A confident man has the confidence to admit those points on which he is not so confident. To both demonstrate my confidence and — it should go without saying, but say it, I will, I shall, I must — to extend my good will, I begin with one such point.


The rest, Dear Reader, I have down pat.


[The fiddler strikes up a tune, “Loop #1 — Places and Pages”]

[He produces a gold-tipped cane and a caipirinha with a tiny Confederate flag stuck in it, in lieu of an umbrella.

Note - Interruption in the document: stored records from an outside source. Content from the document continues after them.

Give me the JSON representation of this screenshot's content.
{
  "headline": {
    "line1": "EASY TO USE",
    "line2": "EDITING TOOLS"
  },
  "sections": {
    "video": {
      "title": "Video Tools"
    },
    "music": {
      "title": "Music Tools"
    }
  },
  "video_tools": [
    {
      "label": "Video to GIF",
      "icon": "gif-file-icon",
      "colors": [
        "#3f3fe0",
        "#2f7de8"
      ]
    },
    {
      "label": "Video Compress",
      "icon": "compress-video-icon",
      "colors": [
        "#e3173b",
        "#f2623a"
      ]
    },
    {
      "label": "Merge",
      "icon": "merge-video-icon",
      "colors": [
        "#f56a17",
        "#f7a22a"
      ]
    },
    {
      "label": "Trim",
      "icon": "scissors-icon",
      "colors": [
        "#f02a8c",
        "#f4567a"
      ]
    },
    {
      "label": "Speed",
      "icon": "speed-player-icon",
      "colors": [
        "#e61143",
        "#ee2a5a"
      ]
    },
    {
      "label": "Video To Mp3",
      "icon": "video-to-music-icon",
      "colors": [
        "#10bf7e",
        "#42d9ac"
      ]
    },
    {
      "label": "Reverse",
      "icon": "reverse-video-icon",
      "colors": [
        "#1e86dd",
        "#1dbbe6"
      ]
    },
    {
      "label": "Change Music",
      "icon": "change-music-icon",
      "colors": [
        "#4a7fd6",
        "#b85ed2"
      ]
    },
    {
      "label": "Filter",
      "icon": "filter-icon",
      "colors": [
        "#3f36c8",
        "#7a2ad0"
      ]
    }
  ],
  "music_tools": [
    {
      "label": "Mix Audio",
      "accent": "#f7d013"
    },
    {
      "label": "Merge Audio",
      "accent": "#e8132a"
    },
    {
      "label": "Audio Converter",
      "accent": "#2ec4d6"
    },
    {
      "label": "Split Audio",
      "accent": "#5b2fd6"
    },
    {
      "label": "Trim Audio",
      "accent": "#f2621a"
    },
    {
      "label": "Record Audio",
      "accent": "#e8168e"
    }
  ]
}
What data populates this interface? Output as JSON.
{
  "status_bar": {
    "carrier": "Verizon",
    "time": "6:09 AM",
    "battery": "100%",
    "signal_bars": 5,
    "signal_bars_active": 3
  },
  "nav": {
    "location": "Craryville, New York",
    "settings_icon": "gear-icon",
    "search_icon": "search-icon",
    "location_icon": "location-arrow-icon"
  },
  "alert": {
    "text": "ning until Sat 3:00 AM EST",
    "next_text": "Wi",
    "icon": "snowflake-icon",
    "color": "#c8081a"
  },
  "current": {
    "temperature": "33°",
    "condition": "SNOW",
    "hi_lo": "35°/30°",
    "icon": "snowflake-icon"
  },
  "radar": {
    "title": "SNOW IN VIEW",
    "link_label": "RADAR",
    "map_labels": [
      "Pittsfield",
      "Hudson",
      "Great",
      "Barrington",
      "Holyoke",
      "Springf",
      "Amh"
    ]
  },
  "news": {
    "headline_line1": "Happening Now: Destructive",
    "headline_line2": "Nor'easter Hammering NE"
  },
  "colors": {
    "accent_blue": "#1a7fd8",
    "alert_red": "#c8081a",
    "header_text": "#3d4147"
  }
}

He sips.


Throughout all of the following and what has come before, the fiddler meanders about, plays, and generally occupies himself.]


Ah, that's the stuff! A bit sweet, but I've traded in the old mint julep, you see.


Caipirinha means “hillbilly,” “country rube,” “country mouse,” “hick,” “redneck,” “bumpkin,” “yokel,” “backwoods,” “paisano,” hell an Amazonian pie-oh-neeeeer in the Brazilian patois. Just an ordinary, extraordinary American — but in Brazil, of course.